Critique - Théâtre - Tournai
La cour des grands
Être éducateur : cahier des charges
Par Michel VOITURIER
L’élément le plus frappant de cette réalisation est l’imposant décor hyperréaliste tournant, extensible, modulable qui permet de montrer la façade d’une école, de pénétrer à l’intérieur pour y découvrir ses couloirs, sa cour de récréation, ses classes… C’est une manière de dynamiser l’espace scénique d’un spectacle davantage construit sur les discussions que sur des actions évolutives.
La structure narrative se compose ici d’une succession de saynètes dont l’objectif est d’inventorier plus ou moins systématiquement les différentes tâches qui incombent aux éducateurs dans une institution scolaire. Cette exploration ne va pas sans systématisme au détriment de l’intérêt dramatique mais au bénéfice du questionnement pédagogique et sociétal. L’émotion est reléguée au second plan alors que la réflexion s’impose comme objectif essentiel de la démarche.
Cathy Min Jung passe en revue les besognes de ceux qu’on désigne souvent sous le vocable de ‘pions’. À savoir : le strict respect des horaires, la vigilance pour empêcher tout intrus de pénétrer dans l’établissement, la comptabilité minutieuse des présences et absences, la surveillance des comportements indisciplinés ou violents, le remplacement de personnel malade ou empêché…
Mais, en dehors de ces services purement administratifs, ce qui concerne l’humain reste essentiel en dépit d’un éventuel manque de temps. Il est important, en effet, de remarquer des signes de troubles physiques ou psychologiques, de déceler des harcèlements ainsi que d’enquêter pour les éradiquer, de repérer des rejets ou des antagonismes, d’apaiser des intrusions parentales agressives, de s’inquiéter des causes de certains changements de comportements accompagnés de stigmates corporels.
Il arrive aussi qu’il leur faille trouver les conduites adéquates en cas d’insensibilité administratives face à des menaces d’expulsions de familles d’origine étrangère en situation précaire. Qu’il faille prêter une oreille attentive à l’une ou l’autre confidence sans risquer d’être accusé de penchants pédophiles, de déceler la vérité du mensonge pour éviter l’injustice. Et ce, en dehors des aléas de leur propre vie privée. Bref, il s’agit de rappeler aux parents, aux étudiants, aux responsables politiques l’importance de la qualité et de la variété de compétences nécessaires à une fonction souvent considérée, même parfois par les intéressés eux-mêmes, comme subalterne.

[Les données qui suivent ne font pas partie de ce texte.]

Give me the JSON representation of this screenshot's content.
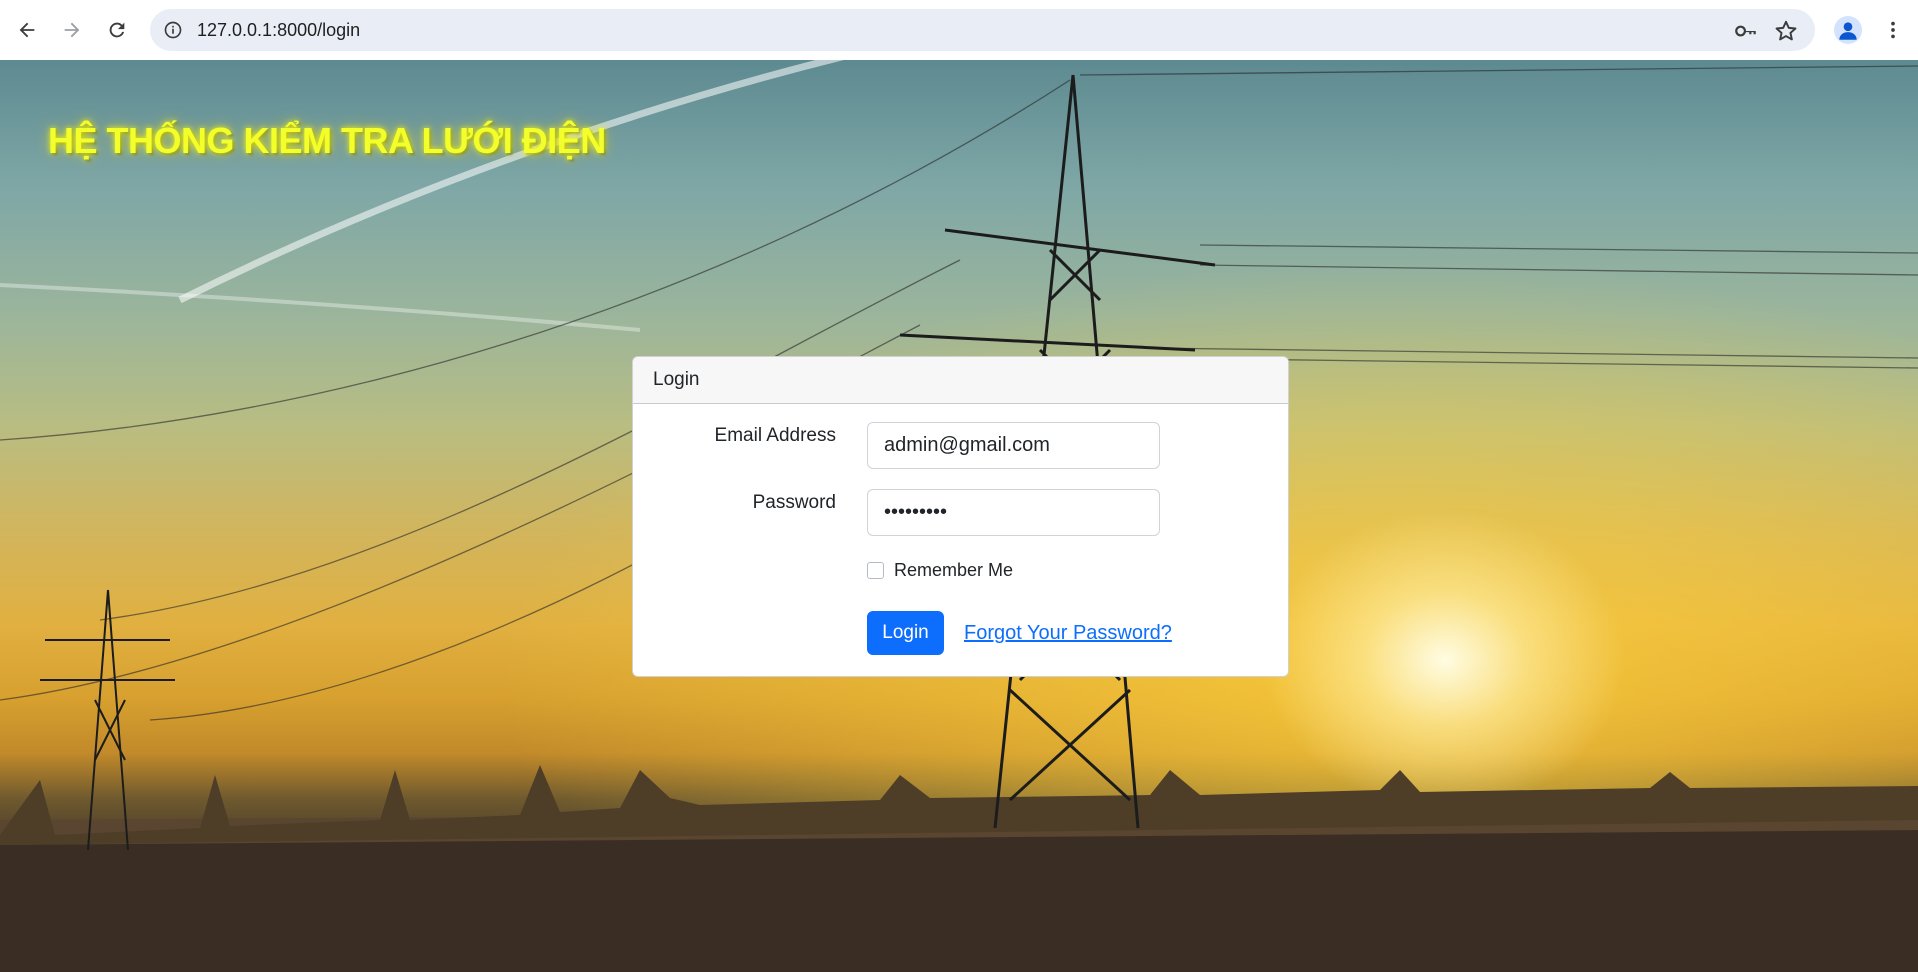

Les comédiens n’ont pas le travail facile. Ils sont quatre pour incarner des personnalités et des carrières diverses. Ils doivent se comporter de manière à suggérer de façon crédible la présence de la centaine d’élèves inscrits dans l’école. Ils y mettent la conviction nécessaire. Ils s’efforcent de rendre sensible un inventaire écrit d’abord en fonction de l’objectif réflexif final.